Description: nc quantumbomb.live 1337

You have a bomb and will receive a random qubit to query the bomb. You’re allowed to apply any unitary matrix to this query, and it’ll query the bomb in superposition of whether or not it’s a bomb. ‘If the bomb measures |1>, it will explode. If the bomb measures |0>, it does nothing. ' Nothing is measured if there is no bomb.

gates are inputed as:

numbers = np.matrix([[complex(numbers[0]), complex(numbers[1])], [ complex(numbers[2]), complex(numbers[3])]])

Solution

The first part of this challenge is just understanding the description. It will also help to look up the “Elitzur-Vaidman Bomb” experiment because this challenge is very closely modeled from it.

The program gives us a random query qubit of the form a|0> + b|1>. We are told that there is a bomb that may be real or fake. We have to extract information about whether it is real without actually measuring the state of the bomb directly (because that may cause it to explode).
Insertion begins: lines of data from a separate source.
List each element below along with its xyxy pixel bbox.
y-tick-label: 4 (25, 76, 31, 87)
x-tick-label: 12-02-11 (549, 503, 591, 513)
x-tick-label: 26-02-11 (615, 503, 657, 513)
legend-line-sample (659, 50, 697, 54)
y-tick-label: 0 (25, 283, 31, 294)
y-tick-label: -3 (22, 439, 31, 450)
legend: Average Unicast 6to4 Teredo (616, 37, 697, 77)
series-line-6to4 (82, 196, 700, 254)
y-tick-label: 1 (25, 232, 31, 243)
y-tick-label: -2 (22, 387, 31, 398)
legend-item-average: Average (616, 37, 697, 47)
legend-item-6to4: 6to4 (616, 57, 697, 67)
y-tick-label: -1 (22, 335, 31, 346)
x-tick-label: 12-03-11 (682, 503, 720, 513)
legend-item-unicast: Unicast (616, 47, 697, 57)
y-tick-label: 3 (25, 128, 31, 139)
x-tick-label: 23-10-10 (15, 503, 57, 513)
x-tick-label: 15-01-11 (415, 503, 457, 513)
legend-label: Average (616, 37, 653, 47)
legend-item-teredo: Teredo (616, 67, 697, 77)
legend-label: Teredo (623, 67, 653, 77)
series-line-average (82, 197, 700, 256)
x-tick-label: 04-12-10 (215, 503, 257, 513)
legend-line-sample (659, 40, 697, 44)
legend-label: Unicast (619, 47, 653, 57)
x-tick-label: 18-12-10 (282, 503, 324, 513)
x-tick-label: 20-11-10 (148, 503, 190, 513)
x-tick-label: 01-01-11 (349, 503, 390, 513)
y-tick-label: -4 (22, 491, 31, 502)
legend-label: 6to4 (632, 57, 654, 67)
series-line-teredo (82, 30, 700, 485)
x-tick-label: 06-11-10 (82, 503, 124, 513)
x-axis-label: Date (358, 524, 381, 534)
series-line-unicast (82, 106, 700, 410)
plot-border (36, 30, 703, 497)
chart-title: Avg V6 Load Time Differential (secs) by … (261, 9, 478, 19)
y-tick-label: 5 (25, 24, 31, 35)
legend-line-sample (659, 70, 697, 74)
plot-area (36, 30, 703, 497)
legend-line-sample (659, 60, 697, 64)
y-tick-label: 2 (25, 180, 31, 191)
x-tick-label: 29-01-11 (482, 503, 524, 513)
We have the option to apply a unitary gate to our query qubit and (immediately after) apply the query to the bomb. What this step means is that we first apply a gate to the query bit and obtain a new query bit (still in superposition).

Then, if our bomb is real, it will measure the query bit in the |0> |1> basis (thus collapsing the state into 0 or 1). If the measurement of our query bit is 0, we do not measure the bomb. If the measurement of the query bit is 1, we measure the bomb and if it is real, it explodes. The important take-away here is that if the bomb is fake, no measurement takes place on our query bit and it remains in superposition, otherwise is collapses to the basis |0> |1>.
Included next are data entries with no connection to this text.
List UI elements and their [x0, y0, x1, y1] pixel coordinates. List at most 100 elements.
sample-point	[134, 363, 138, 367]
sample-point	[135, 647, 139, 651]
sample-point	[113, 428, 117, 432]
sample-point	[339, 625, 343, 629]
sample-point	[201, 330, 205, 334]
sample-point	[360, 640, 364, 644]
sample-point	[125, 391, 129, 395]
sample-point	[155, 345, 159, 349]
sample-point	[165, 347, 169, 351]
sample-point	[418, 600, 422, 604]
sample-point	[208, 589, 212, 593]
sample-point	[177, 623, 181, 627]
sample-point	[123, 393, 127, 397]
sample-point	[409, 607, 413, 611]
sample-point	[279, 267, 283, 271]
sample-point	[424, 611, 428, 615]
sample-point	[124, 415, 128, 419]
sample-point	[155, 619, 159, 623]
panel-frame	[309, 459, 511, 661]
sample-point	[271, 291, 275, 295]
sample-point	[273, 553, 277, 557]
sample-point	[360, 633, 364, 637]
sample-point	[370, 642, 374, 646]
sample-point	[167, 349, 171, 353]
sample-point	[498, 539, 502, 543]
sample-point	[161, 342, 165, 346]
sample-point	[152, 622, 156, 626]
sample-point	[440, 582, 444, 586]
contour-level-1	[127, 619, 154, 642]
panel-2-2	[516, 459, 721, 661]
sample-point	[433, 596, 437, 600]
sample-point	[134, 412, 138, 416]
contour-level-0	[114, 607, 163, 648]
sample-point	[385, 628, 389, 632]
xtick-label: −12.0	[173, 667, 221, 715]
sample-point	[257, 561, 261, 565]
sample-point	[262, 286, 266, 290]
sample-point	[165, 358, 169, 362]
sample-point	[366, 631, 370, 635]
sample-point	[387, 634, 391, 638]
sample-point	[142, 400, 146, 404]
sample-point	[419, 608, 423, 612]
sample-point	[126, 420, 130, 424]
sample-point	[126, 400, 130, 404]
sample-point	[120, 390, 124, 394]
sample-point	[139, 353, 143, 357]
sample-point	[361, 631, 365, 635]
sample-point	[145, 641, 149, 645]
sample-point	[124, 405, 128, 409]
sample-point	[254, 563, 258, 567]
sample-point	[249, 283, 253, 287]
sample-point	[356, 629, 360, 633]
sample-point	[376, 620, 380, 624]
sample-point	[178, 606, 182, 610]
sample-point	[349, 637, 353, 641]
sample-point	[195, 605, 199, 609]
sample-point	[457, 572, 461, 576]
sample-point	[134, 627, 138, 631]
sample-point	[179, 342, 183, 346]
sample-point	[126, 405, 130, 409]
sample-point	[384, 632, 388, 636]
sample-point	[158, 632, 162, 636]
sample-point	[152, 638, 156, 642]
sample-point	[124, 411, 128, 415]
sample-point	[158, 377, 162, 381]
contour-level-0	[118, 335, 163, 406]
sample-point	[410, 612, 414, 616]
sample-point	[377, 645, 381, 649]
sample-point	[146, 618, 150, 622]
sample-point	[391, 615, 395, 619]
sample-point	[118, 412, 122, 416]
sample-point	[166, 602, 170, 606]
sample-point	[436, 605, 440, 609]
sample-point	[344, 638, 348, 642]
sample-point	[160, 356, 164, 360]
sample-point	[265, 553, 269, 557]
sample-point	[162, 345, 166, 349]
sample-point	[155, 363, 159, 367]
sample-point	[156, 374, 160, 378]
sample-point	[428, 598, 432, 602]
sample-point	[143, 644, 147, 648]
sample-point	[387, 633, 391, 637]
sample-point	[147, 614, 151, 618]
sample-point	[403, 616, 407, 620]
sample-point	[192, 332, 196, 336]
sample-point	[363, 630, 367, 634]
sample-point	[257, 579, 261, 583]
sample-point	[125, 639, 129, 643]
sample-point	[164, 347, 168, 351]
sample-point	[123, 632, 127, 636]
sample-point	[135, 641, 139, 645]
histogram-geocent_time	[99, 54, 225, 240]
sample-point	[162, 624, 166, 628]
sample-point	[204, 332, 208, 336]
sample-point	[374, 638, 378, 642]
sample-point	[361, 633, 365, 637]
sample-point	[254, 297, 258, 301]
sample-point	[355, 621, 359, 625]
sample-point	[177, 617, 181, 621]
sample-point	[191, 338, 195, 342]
The technique described by Elitzur and Vaidman is to start with the query bit |0> and repeatedly apply a very small rotation gate. (specifically we will do this pi/(2x) times to change the basis to |1>)

[cos(x), -sin(x)]
[sin(x),  cos(x)]

If the bomb is real, we will repeatedly measure the query bit and it has a very high probabilty of measuring |0> and therefore not actually measuring the bomb.

If the bomb is fake, we never measure the query bit and it is allowed to rotate in superposition until it is near |1>.

Then we can measure the query bit to determine if the bomb was real or fake. (If it was real, we expect to measure |0> with high probability and vice-versa)

There is a slight hiccup in the problem because the query bit is initially a random qubit. Therefore, our first gate needs to normalize this qubit to the |0> ket (so we don’t accidentally measure the bomb).

Given the qubit: a|0> + b|1>, we can normalize it with the gate:

[1/a, 0]
[0,   0]